Noam Brown, OpenAI's research lead for AI reasoning, recently stated at NVIDIA's GTC conference that certain forms of "reasoning" AI models could have emerged 20 years earlier if researchers had "known the right methods and algorithms." He pointed out several reasons why this research direction was overlooked.

OpenAI

Brown recalled his experience at Carnegie Mellon University researching game-playing AI, including Pluribus, which defeated top human poker professionals. He explained that the AI he helped create was unique in its ability to "reason" to solve problems, rather than relying solely on brute-force computation. Brown suggested that humans' deliberate thinking in challenging situations might be highly beneficial for AI.

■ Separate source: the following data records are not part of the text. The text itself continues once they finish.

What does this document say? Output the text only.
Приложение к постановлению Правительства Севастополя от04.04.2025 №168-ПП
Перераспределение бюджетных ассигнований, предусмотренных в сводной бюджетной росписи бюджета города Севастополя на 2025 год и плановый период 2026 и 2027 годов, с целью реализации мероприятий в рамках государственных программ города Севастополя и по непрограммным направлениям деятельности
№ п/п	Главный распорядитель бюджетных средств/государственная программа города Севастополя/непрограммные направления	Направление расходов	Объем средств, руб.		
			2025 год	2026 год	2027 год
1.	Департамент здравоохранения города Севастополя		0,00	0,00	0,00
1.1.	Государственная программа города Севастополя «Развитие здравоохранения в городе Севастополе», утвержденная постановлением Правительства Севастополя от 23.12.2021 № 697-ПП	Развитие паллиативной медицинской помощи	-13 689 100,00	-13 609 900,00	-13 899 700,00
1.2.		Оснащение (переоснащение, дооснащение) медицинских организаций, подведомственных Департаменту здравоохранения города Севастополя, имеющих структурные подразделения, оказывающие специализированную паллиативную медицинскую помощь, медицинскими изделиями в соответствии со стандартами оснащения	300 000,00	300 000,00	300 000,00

Brown is also one of the architects of OpenAI's o1 model. This model employs a technique called "test-time reasoning," causing it to "think" before responding to queries. Test-time reasoning drives a form of "reasoning" by applying additional computation to the model during runtime. Generally, so-called reasoning models are more accurate and reliable than traditional models, especially in fields like mathematics and science.

When asked about the feasibility of academic institutions conducting experiments on the scale of OpenAI, given their generally limited computational resources, Brown acknowledged the increasing difficulty due to the escalating computational demands of recent models. However, he noted that academia can play a vital role by exploring areas with lower computational requirements, such as model architecture design.

Brown highlighted opportunities for collaboration between leading labs and academia. He stated that leading labs examine academic publications, carefully evaluating whether the presented arguments are compelling enough—that is, whether the research would be highly effective if scaled up. If a paper presents a convincing argument, these labs will investigate further.

Furthermore, Brown specifically mentioned the field of AI benchmarking, where academia can exert significant influence. He criticized the current state of AI benchmarks as "terrible," noting that they often assess esoteric knowledge, with scores poorly correlating with proficiency in tasks relevant to most people, leading to widespread misunderstandings of model capabilities and improvements. Brown believes that improving AI benchmarks doesn't require vast computational resources.

It's important to note that Brown's initial comments in this discussion referred to his work on game-playing AI, such as Pluribus, before joining OpenAI, not reasoning models like o1.

Key Takeaways:

  • 🤔 Noam Brown of OpenAI believes that "reasoning" AI could have been developed 20 years earlier if the right methods had been discovered sooner, suggesting a past oversight in research direction.
  • 🤝 Brown emphasizes opportunities for collaboration between academia and leading AI labs, with academia playing a crucial role in areas with lower computational demands, such as model architecture design and AI benchmarking.
  • 📈 Reasoning models using techniques like "test-time reasoning" are more accurate and reliable than traditional models, particularly in mathematics and science.